Equity Autocalls and Vanna Negative Carries: Pricing and Hedging with a Simple Add-On
10 Pages Posted: 30 May 2019
Date Written: May 5, 2019
Autocall products: a toxic best-seller.
Over the past twenty years, the autocall pay-off has been the most traded exotic equity product. Outstandingly popular, it is mainly sold to final customers in Europe and Asia trough notes: its average yearly volumes reaches 100 billion euros. Nevertheless, it is responsible for major losses suffered by banks’ Exotic trading desks. Roughly, when the spot remains in a [80%,105%] area around the recall barrier, daily carry loss is worth 1 to 3 basis points (depending on the product complexity, as several variations exist).
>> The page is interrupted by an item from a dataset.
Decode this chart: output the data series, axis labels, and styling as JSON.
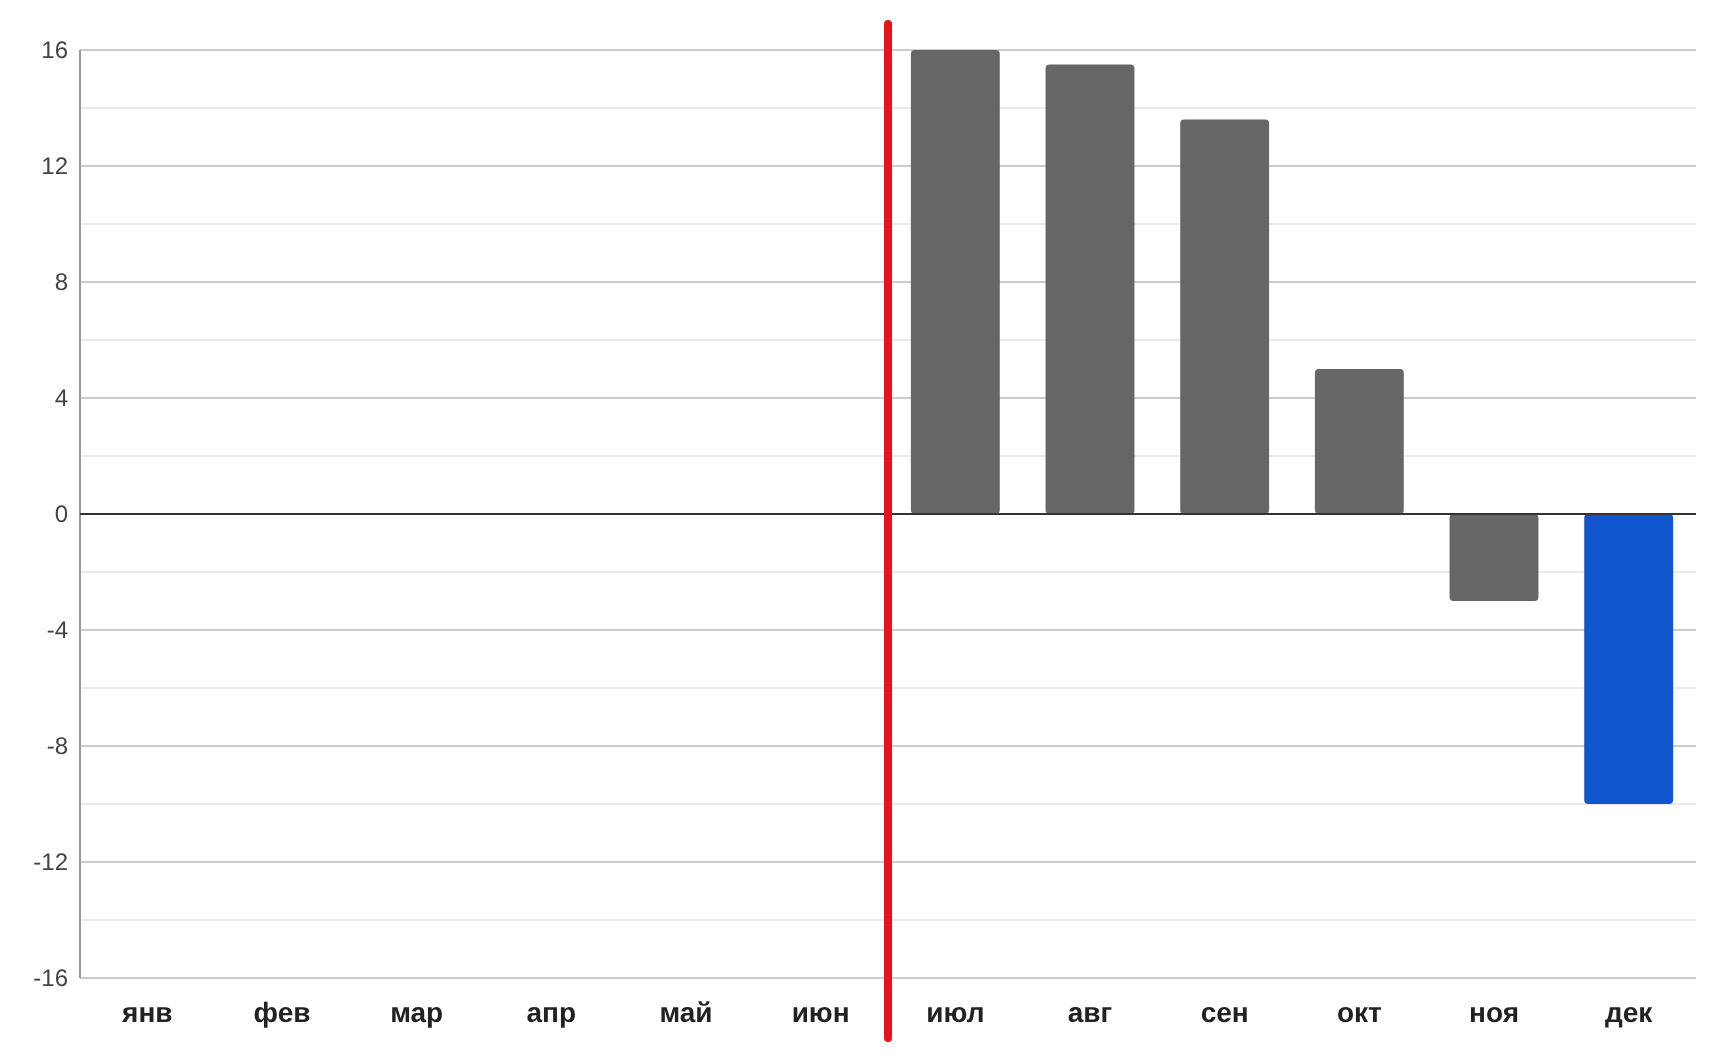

Indeed, it shows a strong model-dependency due to the cancellation feature: when the spot moves, books need dynamic rehedging via vanilla options, forward contracts, correlation products. As such, it requires the use of a pricing model which correctly combines market data dynamics (volatility, repo, equity correlations, quanto drifts…) and spot dynamic, in order to price properly the cost of daily rehedging.
In practice, building a pricing model complex enough to calibrate the relevant covariances while remaining numerically stable and computationally reasonable has proved to be a very serious challenge. Not mentioning ultimately the need for comprehensive interpretations of outputs. Escaping this issue, we exhibit here, a convenient way to price and hedge autocalls toxic behaviors through an additional and corrective pay-off.
There are approximations throughout the building of such an approach that have been tested numerically and justified qualitatively. Nonetheless, this is cheaper in terms of model complexity and development, and it provides a comprehensive and efficient pricing scheme combined with a hedging strategy which tackles the issue of negative carries generated by an autocall replication strategy.